On 18 January 2013 the government of the Falkland Islands announced a date for the referendum on whether to retain the Islands’ status as an Overseas Territory of the United Kingdom. It will take place on 10-11 March.
Not long afterwards, the Argentine vice president Amado Boudou came out against the referendum, arguing that the electorate largely consists of ‘colonists’ – “the descendants of those who evicted the true inhabitants of those islands.” I agree with Mr Boudou that the referendum is an outrage. But my reasons are the mirror image of his. The purpose of the referendum is to rebut Argentina’s claim on the Islands by affirming the ‘right to self-determination’ of the Islanders. David Cameron likes to put the case this way, and the right to self-determination for peoples is even enshrined in the UN charter. Yet it is a gravely misconceived idea.
To understand why, let’s look at what this principle means in practice. Imagine a nation that has a large ethnic minority which is a majority in a particular region. The group claims to be a ‘people’ and demands independence on this basis. In other words, their claim is based on the ideal of majority rule, or on the notion that ‘peoples’ should be demarcated by states. But what if our group is one of religious fundamentalists who will impose draconian laws on the now outvoted people of the original nation? Or what if, as the philosopher Sir Karl Popper warned in one of his last speeches, they are the Sudeten Germans who demanded secession from Czechoslovakia in service of the Nazi regime? Because the principle of self-determination had almost total moral authority in much of Europe, and because the existence of the Czechoslovakian state had itself been justified with this principle by its founders, there was no moral defense available, either logically or psychologically, against the German demand for the Sudetenland.
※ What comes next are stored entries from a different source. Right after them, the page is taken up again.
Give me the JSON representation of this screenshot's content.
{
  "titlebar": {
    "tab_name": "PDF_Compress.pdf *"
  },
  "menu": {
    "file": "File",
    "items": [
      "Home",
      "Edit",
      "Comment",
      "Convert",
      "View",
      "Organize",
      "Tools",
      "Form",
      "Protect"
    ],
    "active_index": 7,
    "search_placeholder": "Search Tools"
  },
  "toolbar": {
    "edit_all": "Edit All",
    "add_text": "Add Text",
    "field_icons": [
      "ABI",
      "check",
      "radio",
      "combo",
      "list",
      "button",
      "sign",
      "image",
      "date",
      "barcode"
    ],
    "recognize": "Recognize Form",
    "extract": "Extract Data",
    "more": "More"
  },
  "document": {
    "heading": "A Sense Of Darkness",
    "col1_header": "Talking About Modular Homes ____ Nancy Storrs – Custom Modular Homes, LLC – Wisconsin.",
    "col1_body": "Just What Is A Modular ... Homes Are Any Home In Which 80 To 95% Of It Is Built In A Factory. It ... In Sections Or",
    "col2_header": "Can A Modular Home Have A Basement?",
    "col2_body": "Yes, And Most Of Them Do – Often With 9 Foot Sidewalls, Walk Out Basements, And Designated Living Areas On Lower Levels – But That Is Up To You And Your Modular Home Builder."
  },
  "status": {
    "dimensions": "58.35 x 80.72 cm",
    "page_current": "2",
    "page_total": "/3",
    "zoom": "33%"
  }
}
The supposed right to self-determination, then, can be used to justify virtually any form of political oppression—paradoxically, it can be (and has been) used even in the service of imperial conquest. So it is a mistake to defend the Falklands on these grounds. The Islands would still be British even if for some reason a majority were ethnically Argentinian (for example if Luis Vernet’s settlement had been successful, or simply via immigration). Only racism can justify a demand for independence based on ethnic differences alone. The real reason the Falklands should remain British is that Britain has peacefully and effectively administered them for nearly two centuries. The British claim in 1833 was legitimate and unchallenged by any other claim to sovereignty.
In general, there is only a case for independence when it is motivated by a wish for genuine political progress. The idea that one is being oppressed unless one votes with people of the same culture or outlook is just as mistaken as the racist interpretation of self-determination. Oppression is committed via policies. I might feel freer as a religious radical who sides with the majority in my support for draconian restrictions on, say, free speech—but I am much less free than a person with the same views who is part of a minority in a liberal democracy. Political freedom is not morally arbitrary; it is not determined by popular whim.
Questions of race or ethnicity are hence irrelevant, and majority opinion is not a sufficient motivation for change. Libertarians will likely agree with J.S. Mill’s ethical hypothesis:
If all mankind minus one, were of one opinion, and only one person were of the contrary opinion, mankind would be no more justified in silencing that one person, than he, if he had the power, would be justified in silencing mankind.
But self-determination is not only contrary to liberalism; it is also profoundly at odds with other conservative values, for it demands the use of force and the overriding of individual rights for political change––and it does this not for the sake of progress, but in sheer obedience to a principle.
The right to self-determination is not so much a right as a glorification of tribalism and mob rule. It is a shame that our Government feels obliged to give such a perverse justification for what is in fact the moral imperative of protecting the rights and institutions of the Falklanders.